Huskylover1 · 30/04/2017 12:57

You sound really, really bitter. Number 5 would be very annoying, granted. I'm struggling with the rest though. It's all rather vague. Have you stopped to consider whether you are a negative person, because the post is full of negativity and hatred, to a degree that seems totally out of proportion. You call him boring and a fat fuck. That's pretty awful. You also mention how you earn more. Why isn't family money pooled? If a man posted this about his wife, there would be cries of abuse. I would imagine that he sees how much you hate him.

My ExH cheated on me loads, attacked me twice....and I don't hate him. I don't like what he did to me/us, but how do you hate someone that you once really loved?

Clearly it's time to separate. Put the wheels in motion asap. And don't send that letter. It's really horrible and it would be cruel to do so. Time to start concentrating on practicalities now and moving on, and try to remain cordial for the sake of your son and shared parenting going forward.

yetmorecrap · 30/04/2017 13:08

I have to admit I don't hate my H at all, I care a lot still, I hate what he did and some of his behaviour , if you are going to send it I would maybe moderate it somewhat and just stick to behaviour stuff and reasons why you are ending it and be as neutral as you can be, hard I know if it's got to this point

Forwardsforwards · 30/04/2017 13:11

My counsellors never articulated an opinion as such, they simply told me it was fine to feel the way I did, they unpicked my reasons for low self-esteem and reactions to him.

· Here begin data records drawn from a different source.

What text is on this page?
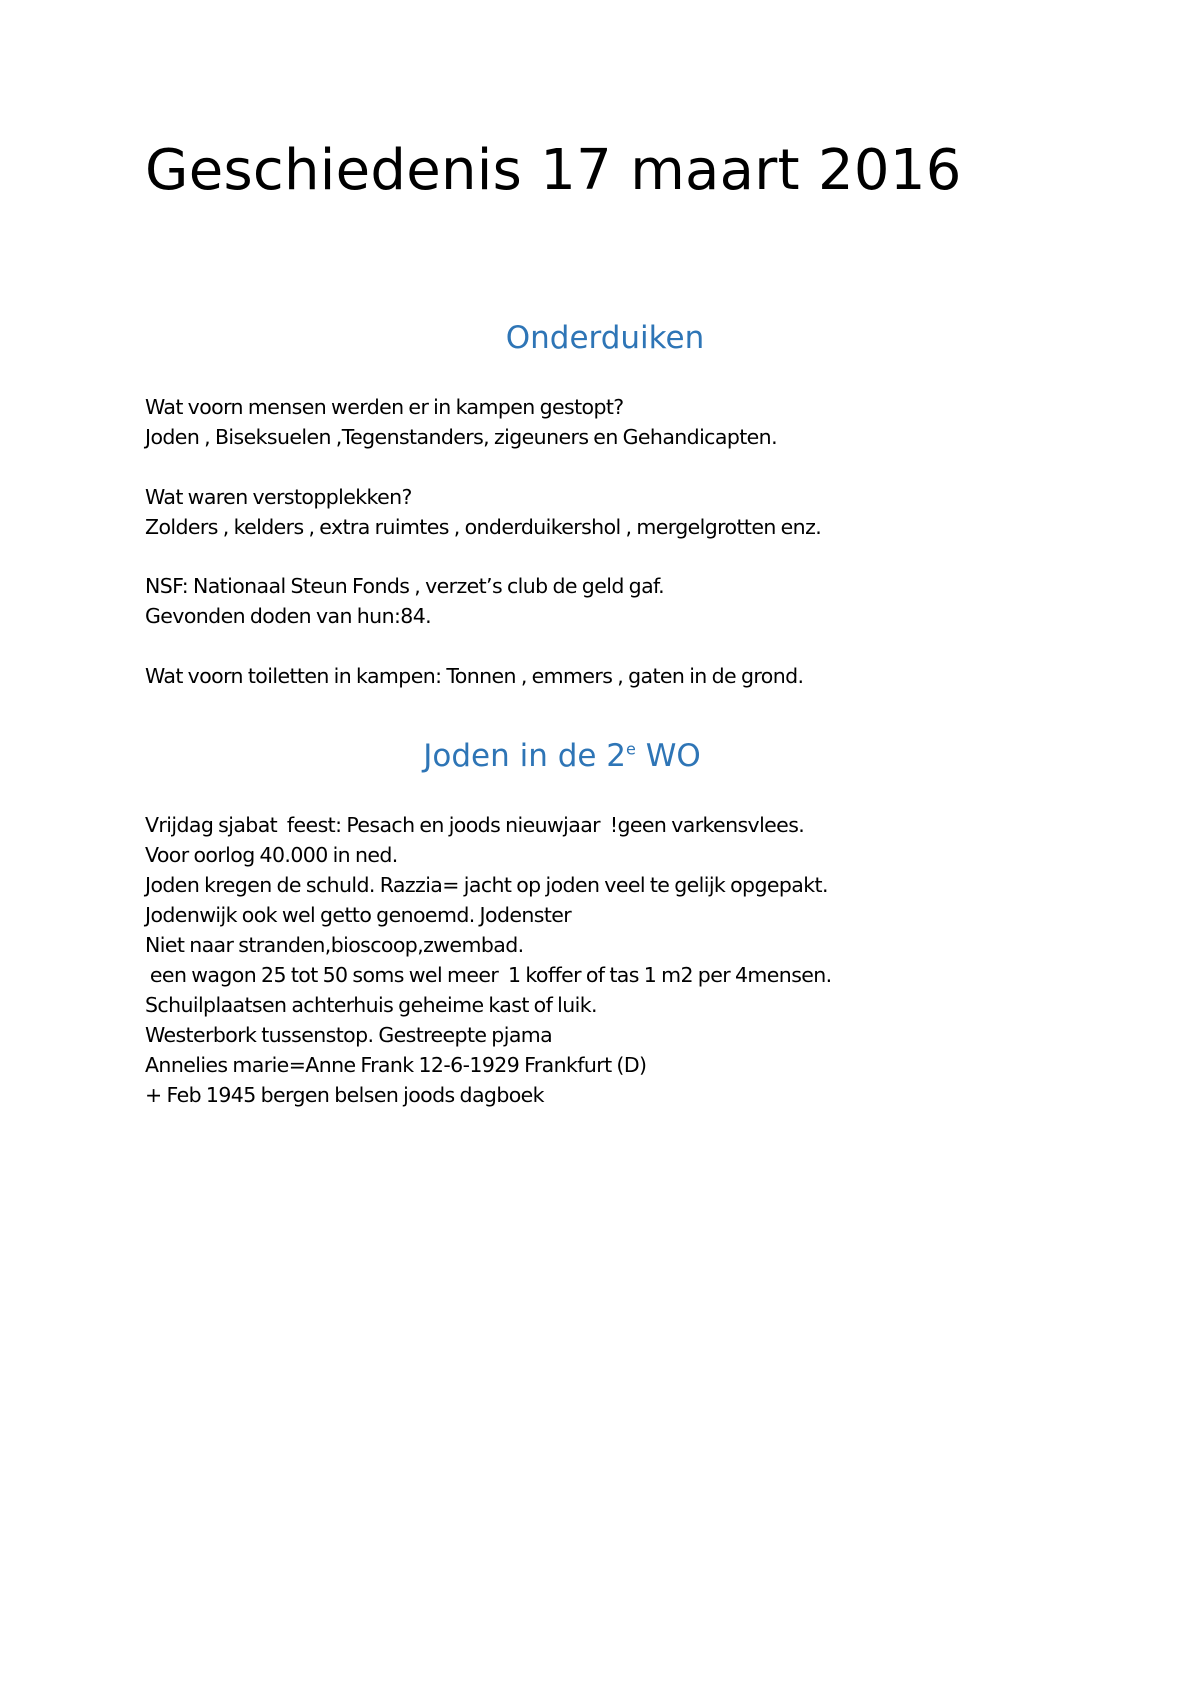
Geschiedenis 17 maart 2016
Onderduiken

Wat voorn mensen werden er in kampen gestopt?

Joden , Biseksuelen ,Tegenstanders, zigeuners en Gehandicapten.

Wat waren verstopplekken?

Zolders , kelders , extra ruimtes , onderduikershol , mergelgrotten enz.

NSF: Nationaal Steun Fonds , verzet’s club de geld gaf.

Gevonden doden van hun:84.

Wat voorn toiletten in kampen: Tonnen , emmers , gaten in de grond.

Joden in de 2e WO

Vrijdag sjabat  feest: Pesach en joods nieuwjaar  !geen varkensvlees.

Voor oorlog 40.000 in ned.

Joden kregen de schuld. Razzia= jacht op joden veel te gelijk opgepakt.

Jodenwijk ook wel getto genoemd. Jodenster

Niet naar stranden,bioscoop,zwembad.

een wagon 25 tot 50 soms wel meer  1 koffer of tas 1 m2 per 4mensen.

Schuilplaatsen achterhuis geheime kast of luik.

Westerbork tussenstop. Gestreepte pjama

Annelies marie=Anne Frank 12-6-1929 Frankfurt (D)

+ Feb 1945 bergen belsen joods dagboek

We did try couples therapy but I gave up after 3 sessions. Don't know if that was immature of me, but its what happened.

I told him that I didn't want him to love me because a counsellor thought he should.. could he not feel like that already and work with me on our problems.

I'm positive I didn't behave brilliantly and did get annoyed - defensive behaviour most definitely. However, this behaviour wasn't in a vacuum, coupled with what he called my 'mummy issues'

If I had my time again, id do things differently.

Too much to write about in a post but I understand why your posting is cross.

Forwardsforwards · 30/04/2017 13:13

Keeping things neutral in your letter will definitely help you, and him (which, believe it or not, if what would be ideal)

Its not about being a walkover as such, rather, taking the moral high ground and not giving any unnecessary ammunition should the notion take him.

Writing things does help to process, I did it a lot. Never sent anything though.

WeeMcBeastie · 30/04/2017 14:25

Completely agree with DissonantInterval! There are some truly horrible people in this world. I would challenge anyone to live with my exH and not have similar views. It sounds as if the OP has had to put up with a lot of shit as I did. I bit my tongue for years while my exH would scream and shout at me, cheat on me, ridicule me and treat me like utter shite. I will never regret telling him what I thought of him because he totally deserved it.